Grand Hotel (1932) – It was a simpler time. A time when Barrymores could act, Joan Crawford was pretty, the most beatiful woman who ever lived is only so-so, and all a movie had to do to win Best Picture was to be in focus.
The Accused (1988) – Oh, Jodie Foster, sweetie, you’ve got to stop this. You’re an excellent actor, and I’ve never seen you turn in a performance that was anything less than stellar. So why do you insist on making bad movies?
The Mark of Zorro (1940) – Once upon a time, California was populated by a mythical race of Mexicans and Spaniards. I know some of you may say they’re not mythical, but if that were the case, wouldn’t they have gotten at least one to appear in this movie?
Vertigo (1958) – The longest, most boring episode of Law & Order. Turns out Internal Affairs had the crown jewels the whole time.
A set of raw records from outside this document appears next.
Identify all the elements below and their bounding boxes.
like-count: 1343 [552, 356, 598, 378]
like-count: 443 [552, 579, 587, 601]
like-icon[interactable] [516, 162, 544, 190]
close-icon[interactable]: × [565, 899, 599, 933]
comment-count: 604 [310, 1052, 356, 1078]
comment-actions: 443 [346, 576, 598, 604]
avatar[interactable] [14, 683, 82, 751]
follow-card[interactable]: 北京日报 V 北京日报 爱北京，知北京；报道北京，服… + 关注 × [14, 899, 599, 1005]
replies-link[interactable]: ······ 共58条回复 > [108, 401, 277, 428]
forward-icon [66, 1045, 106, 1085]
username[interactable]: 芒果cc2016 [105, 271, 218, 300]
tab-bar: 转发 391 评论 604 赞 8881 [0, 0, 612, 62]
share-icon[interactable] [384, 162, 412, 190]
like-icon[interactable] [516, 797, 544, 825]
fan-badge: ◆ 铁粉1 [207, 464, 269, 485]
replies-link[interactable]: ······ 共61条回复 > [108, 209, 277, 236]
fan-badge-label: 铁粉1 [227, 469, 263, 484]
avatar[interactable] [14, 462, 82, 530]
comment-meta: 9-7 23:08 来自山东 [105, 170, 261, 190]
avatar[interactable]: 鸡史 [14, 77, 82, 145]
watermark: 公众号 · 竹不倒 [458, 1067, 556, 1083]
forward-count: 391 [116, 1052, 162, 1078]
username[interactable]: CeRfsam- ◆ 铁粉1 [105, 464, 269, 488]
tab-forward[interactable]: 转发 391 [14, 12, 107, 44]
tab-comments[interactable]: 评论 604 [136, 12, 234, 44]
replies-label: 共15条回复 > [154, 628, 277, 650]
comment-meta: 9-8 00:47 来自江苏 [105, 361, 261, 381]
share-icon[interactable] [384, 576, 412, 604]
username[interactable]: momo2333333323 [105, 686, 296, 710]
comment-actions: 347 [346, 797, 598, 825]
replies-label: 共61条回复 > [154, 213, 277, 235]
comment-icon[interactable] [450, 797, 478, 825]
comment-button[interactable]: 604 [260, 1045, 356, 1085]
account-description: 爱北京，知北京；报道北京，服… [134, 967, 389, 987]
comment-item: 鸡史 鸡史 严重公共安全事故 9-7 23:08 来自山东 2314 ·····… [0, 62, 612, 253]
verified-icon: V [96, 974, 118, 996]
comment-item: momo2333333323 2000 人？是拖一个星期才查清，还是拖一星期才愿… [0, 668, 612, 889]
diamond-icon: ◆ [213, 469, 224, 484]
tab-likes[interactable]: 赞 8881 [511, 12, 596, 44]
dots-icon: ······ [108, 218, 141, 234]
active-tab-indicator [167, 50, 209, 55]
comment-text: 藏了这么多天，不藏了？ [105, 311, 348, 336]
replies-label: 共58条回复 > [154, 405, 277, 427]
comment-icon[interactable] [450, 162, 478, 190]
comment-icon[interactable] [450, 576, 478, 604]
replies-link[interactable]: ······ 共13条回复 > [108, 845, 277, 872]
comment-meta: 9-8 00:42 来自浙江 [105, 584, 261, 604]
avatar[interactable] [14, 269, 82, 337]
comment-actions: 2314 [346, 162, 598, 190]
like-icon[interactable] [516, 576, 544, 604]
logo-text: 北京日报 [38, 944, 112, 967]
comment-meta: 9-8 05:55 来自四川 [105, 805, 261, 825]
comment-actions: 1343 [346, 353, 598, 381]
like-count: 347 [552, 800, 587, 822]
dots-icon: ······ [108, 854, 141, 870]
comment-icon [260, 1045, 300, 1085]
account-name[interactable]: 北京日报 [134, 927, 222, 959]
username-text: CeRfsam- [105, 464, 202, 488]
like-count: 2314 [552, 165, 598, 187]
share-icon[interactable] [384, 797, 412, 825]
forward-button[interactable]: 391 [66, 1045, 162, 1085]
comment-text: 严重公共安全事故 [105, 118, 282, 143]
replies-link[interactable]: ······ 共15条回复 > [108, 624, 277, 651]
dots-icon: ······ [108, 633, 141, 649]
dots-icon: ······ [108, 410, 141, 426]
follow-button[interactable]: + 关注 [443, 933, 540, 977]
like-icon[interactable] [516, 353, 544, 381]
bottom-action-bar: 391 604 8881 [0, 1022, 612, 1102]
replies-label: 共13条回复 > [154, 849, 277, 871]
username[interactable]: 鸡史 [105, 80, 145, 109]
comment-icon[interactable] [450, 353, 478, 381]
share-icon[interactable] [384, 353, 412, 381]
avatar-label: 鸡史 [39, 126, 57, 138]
Hustle & Flow (2005) – Either I just don’t get it, or the guy at Gamestop (where I bought this in bulk for about $5) doesn’t get it. Sure Terrence Howard is a good actor, but the church scene isn’t the finest scene I’ve ever seen. It’s not even the finest acting I’ve seen all week. It’s not even Terrence Howard’s finest scene. But apparently, it made Gamestop Guy cream his pants with artistic vision.
His Girl Friday (1940) – A couple of nobodies doing their best Hepburn-Tracy impersonation. They do swell.
One of these days, I oughta’ find me a fast-talkin’ dame who’ll make jokes from the 1930s.
Cleopatra (1963) – Seriously, guys, if I’m going to sit through a four-hour, Eropean-release version of one of history’s great romances, I expect to see some nudity, and I do not count the accidental glimpse of Richard Burton’s upper thigh under the little man skirt he wore. At this point, I’d settle for some Liz Taylor side-boob action.
300 (2006) – When you’re the queen of Sparta, you can get away with pretty much anything, just as long as you only barely wear your clothes.
Monster (2003) – I never realized what a hardship it was to be a serial killer. I want you all to turn to the serial killer next to you (or behind you) and give them a hug–thank them for all the hard work they do to keep our streets free of citizens.
Zodiac (2007) – Great. Thanks, movie. Now I’m afraid of animal crackers.
Job well done, though. I was scared enough by this movie that I really really didn’t want to do anything about the guy who went to see Zodiac alone and started to snore behind me.